At some point of time (mid 80’s?) there was a Karnataka-manufactured clunker called the Badal, the only 3-wheeler passenger car that I have seen. Does anyone remember this?

Premier, too, introduced a lemon called the 118 NE, which had some fuel-pump problems. I remember having to abandon our car in the Western ghats once, and coming home by bus!

The arrival of the Maruti 800 truly galvanized mass car ownership in India…it’s amazing to think of the revolution! Everyone who had a Lambretta or a Vespa or a Bajaj scooter now had a Maruti….a major change, indeed. It was tiny, convenient, and one of the most useful cars that I’ve seen.

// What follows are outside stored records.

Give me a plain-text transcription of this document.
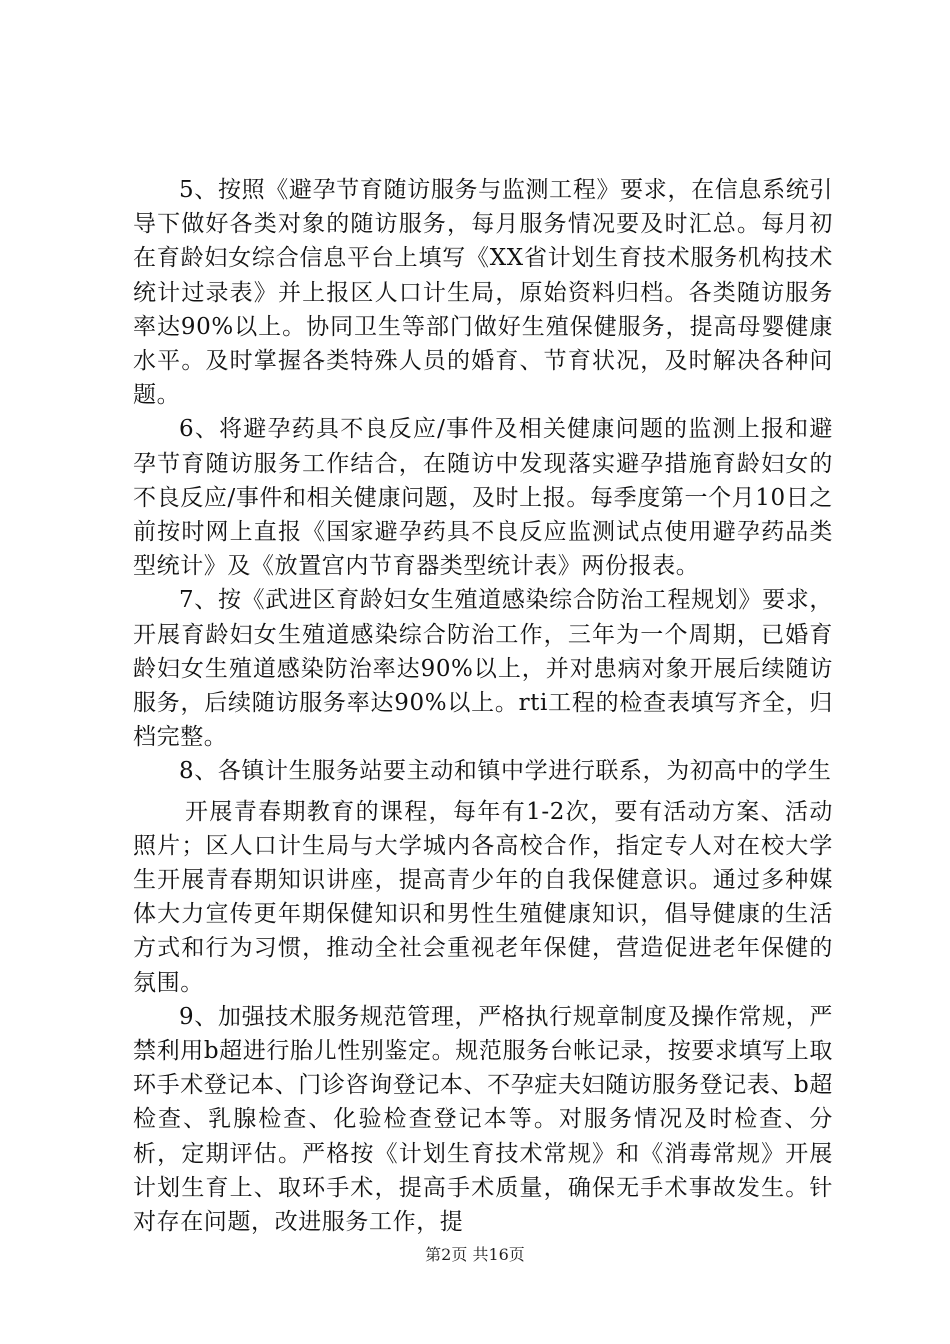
5、按照《避孕节育随访服务与监测工程》要求，在信息系统引导下做好各类对象的随访服务，每月服务情况要及时汇总。每月初在育龄妇女综合信息平台上填写《XX省计划生育技术服务机构技术统计过录表》并上报区人口计生局，原始资料归档。各类随访服务率达90%以上。协同卫生等部门做好生殖保健服务，提高母婴健康水平。及时掌握各类特殊人员的婚育、节育状况，及时解决各种问题。

6、将避孕药具不良反应/事件及相关健康问题的监测上报和避孕节育随访服务工作结合，在随访中发现落实避孕措施育龄妇女的不良反应/事件和相关健康问题，及时上报。每季度第一个月10日之前按时网上直报《国家避孕药具不良反应监测试点使用避孕药品类型统计》及《放置宫内节育器类型统计表》两份报表。

7、按《武进区育龄妇女生殖道感染综合防治工程规划》要求，开展育龄妇女生殖道感染综合防治工作，三年为一个周期，已婚育龄妇女生殖道感染防治率达90%以上，并对患病对象开展后续随访服务，后续随访服务率达90%以上。rti工程的检查表填写齐全，归档完整。

8、各镇计生服务站要主动和镇中学进行联系，为初高中的学生

开展青春期教育的课程，每年有1-2次，要有活动方案、活动照片；区人口计生局与大学城内各高校合作，指定专人对在校大学生开展青春期知识讲座，提高青少年的自我保健意识。通过多种媒体大力宣传更年期保健知识和男性生殖健康知识，倡导健康的生活方式和行为习惯，推动全社会重视老年保健，营造促进老年保健的氛围。

9、加强技术服务规范管理，严格执行规章制度及操作常规，严禁利用b超进行胎儿性别鉴定。规范服务台帐记录，按要求填写上取环手术登记本、门诊咨询登记本、不孕症夫妇随访服务登记表、b超检查、乳腺检查、化验检查登记本等。对服务情况及时检查、分析，定期评估。严格按《计划生育技术常规》和《消毒常规》开展计划生育上、取环手术，提高手术质量，确保无手术事故发生。针对存在问题，改进服务工作，提

第2页 共16页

Another useful car was the Maruti Esteem…we used to joke that it would be even more cost-friendly if it would run on e-“steam”.

Now the variety and number of cars manufactured in India is mind-boggling, and the roads are clogged with drivers wishing that the other cars and their owners had stayed home….driving in our cities, with the lack of enforcement of traffic rules, is no longer a pleasure. I have started using buses, and own no car now….and am pretty happy about that!

I do wonder how car designers are doing, hunting around for new car names…it must be getting more and more difficult.

Ah, felt good to set down my memories of cars on Indian roads….if any of you have additions..you are welcome to put them in!